Au niveau régional, la question de la gestion forestière durable est actuellement placée très haut dans l'ordre du jour politique des pays d’Afrique centrale. Les efforts en vue d’un aménagement durable des forêts se multiplient: mise en place d’institutions, de cadres de concertation et de réflexion ainsi que d’organes de décisions politiques tels l’Organisation africaine du bois (OAB), la Conférence sur les écosystèmes de forêts denses humides d’Afrique centrale (CEFDHAC), la Conférence des Ministres en charge des forêts d’Afrique centrale (COMIFAC) et plus récemment le Partenariat pour les forêts du bassin du Congo (PFBC) La ratification à des accords et conventions illustre également la volonté des gouvernements à aménager durablement leurs forêts, ainsi que la mise en place de programmes régionaux actifs (programme ECOFAC de Conservation et utilisation rationnelle des écosystèmes forestiers d’Afrique centrale, Programme régional de gestion de l’information environnementale, etc.), et de réseaux sousrégionaux.

A un niveau national, des cadres institutionnels à part entière dans le domaine de l’environnement sont mis en place, les lois forestières sont révisées en vue de les adapter aux nouvelles évolutions internationales, les ONG environnementales nationales sont promues, etc.

Au niveau local, les initiatives et les activités axées sur la gestion durable des ressources forestières se multiplient avec plus ou moins de succès: mise en place de mécanismes de décentralisation des pouvoirs, utilisation d’approches participatives et intégrées pour l’utilisation durable des ressources forestières, prise en compte des usages et fonctions multiples des forêts, etc.

C’est dans ce contexte que l’Organisation des Nations Unies pour l'agriculture et l'alimentation (FAO) a lancé en mai 2001, dans le cadre du nouveau programme de partenariat FAO/Pays-Bas en matière de conservation et gestion durable des écosystèmes des forêts tropicales humides de l’Afrique centrale, une nouvelle initiative intitulée Recherche d’excellence, en étroite collaboration avec des agences régionales et internationales: l’Organisation internationale des bois tropicaux (OIBT), l’Organisation africaine du bois (OAB), l’Union internationale pour la conservation de la nature (UICN), le Fonds mondial pour la nature (WWF), le Secrétariat du réseau international des forêts modèles (SRIFM) et l’Association interafricaine des industries forestières (IFIA).

Le projet Recherche d’excellence tente de répondre à la problématique de conservation et de gestion durable des forêts à travers l'appui des initiatives sousrégionales et nationales en cours.

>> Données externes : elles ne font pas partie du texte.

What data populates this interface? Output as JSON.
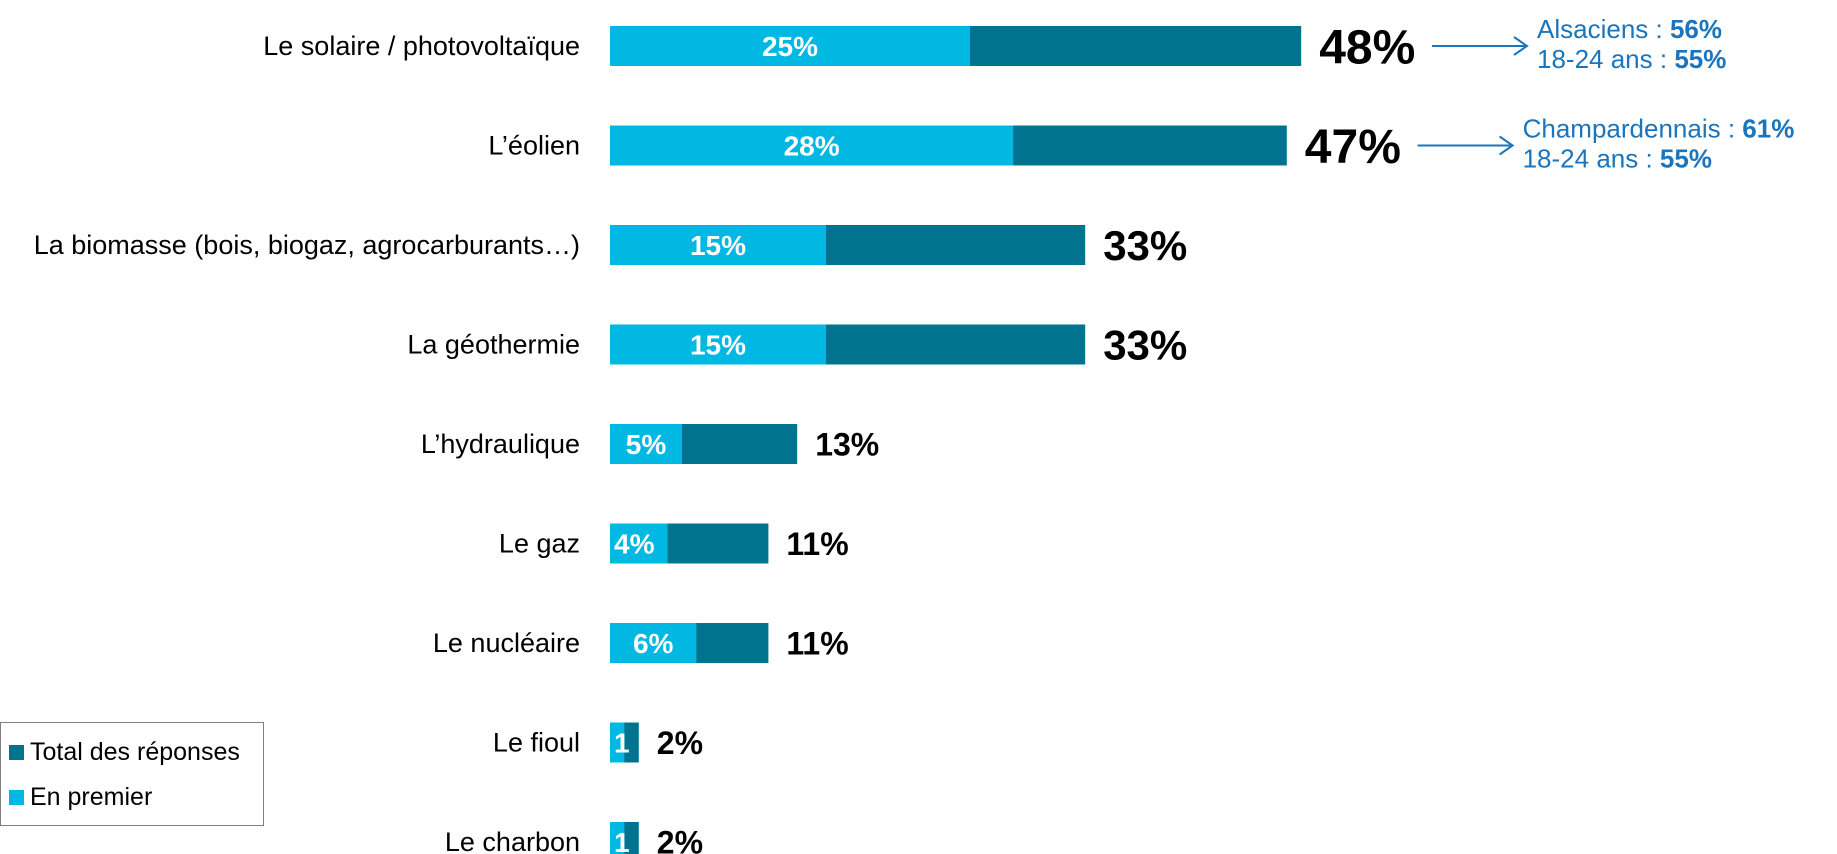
{
  "chart_data": {
    "type": "bar",
    "orientation": "horizontal",
    "stacked": "overlaid",
    "categories": [
      "Le solaire / photovoltaïque",
      "L’éolien",
      "La biomasse (bois, biogaz, agrocarburants…)",
      "La géothermie",
      "L’hydraulique",
      "Le gaz",
      "Le nucléaire",
      "Le fioul",
      "Le charbon"
    ],
    "series": [
      {
        "name": "Total des réponses",
        "values": [
          48,
          47,
          33,
          33,
          13,
          11,
          11,
          2,
          2
        ],
        "color": "#00738f"
      },
      {
        "name": "En premier",
        "values": [
          25,
          28,
          15,
          15,
          5,
          4,
          6,
          1,
          1
        ],
        "color": "#00b8e2"
      }
    ],
    "value_labels": {
      "total": [
        "48%",
        "47%",
        "33%",
        "33%",
        "13%",
        "11%",
        "11%",
        "2%",
        "2%"
      ],
      "first": [
        "25%",
        "28%",
        "15%",
        "15%",
        "5%",
        "4%",
        "6%",
        "1",
        "1"
      ]
    },
    "xlim": [
      0,
      100
    ],
    "grid": false,
    "legend_position": "bottom-left",
    "annotations": [
      {
        "category_index": 0,
        "lines": [
          {
            "label": "Alsaciens : ",
            "value": "56%"
          },
          {
            "label": "18-24 ans : ",
            "value": "55%"
          }
        ]
      },
      {
        "category_index": 1,
        "lines": [
          {
            "label": "Champardennais : ",
            "value": "61%"
          },
          {
            "label": "18-24 ans : ",
            "value": "55%"
          }
        ]
      }
    ],
    "annotation_color": "#1a75bc"
  }
}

Son objectif principal est alors d’identifier et de documenter les efforts positifs réalisés pour une gestion durable des forêts en Afrique centrale, et ainsi promouvoir la mise en œuvre concrète de meilleures pratiques d’aménagement forestier sur le terrain. La FAO et ses partenaires ont alors cherché à sélectionner des exemples de gestion forestière de qualité dans la sousrégion, afin d’identifier les caractéristiques de ces aménagements exemplaires. L’approche globale est alors de prêcher par l’exemple, notamment en identifiant, reconnaissant et encourageant les organisations et individus qui œuvrent avec succès pour la gestion durable des forêts dans la région. Il s’agit également d’explorer les voies et moyens par lesquelles les approches prometteuses pourraient être reproduites ailleurs. Les activités du projet ont été menées en étroite collaboration avec les gouvernements des pays concernés et les organisations non gouvernementales.

L’étape préliminaire de cette initiative a été d’identifier des exemples variés de massifs forestiers en Afrique centrale en utilisant une approche ouverte, transparente et participative. Un appel à nominations de forêts a ainsi été largement diffusé par la FAO et ses partenaires dès le mois de novembre 2001 et jusqu’au mois d’avril 2002, à plus de 250 acteurs de l’aménagement forestier dans les 11 pays concernés (Angola, Burundi, Cameroun, Congo, Gabon, Guinée équatoriale, République centrafricaine, République démocratique du Congo, Rwanda, São Tomé et Principe, Tchad) et ailleurs. Cette initiative a été également diffusée dans des journaux forestiers, magazines commerciaux, serveurs forestiers sur Internet et au cours de séminaires traitant de thèmes similaires. Vingt-quatre nominations provenant de neuf pays de la sousrégion ont été réceptionnées. La superficie totale de l’ensemble des candidatures présentées couvrait plus de 3 millions d’hectares.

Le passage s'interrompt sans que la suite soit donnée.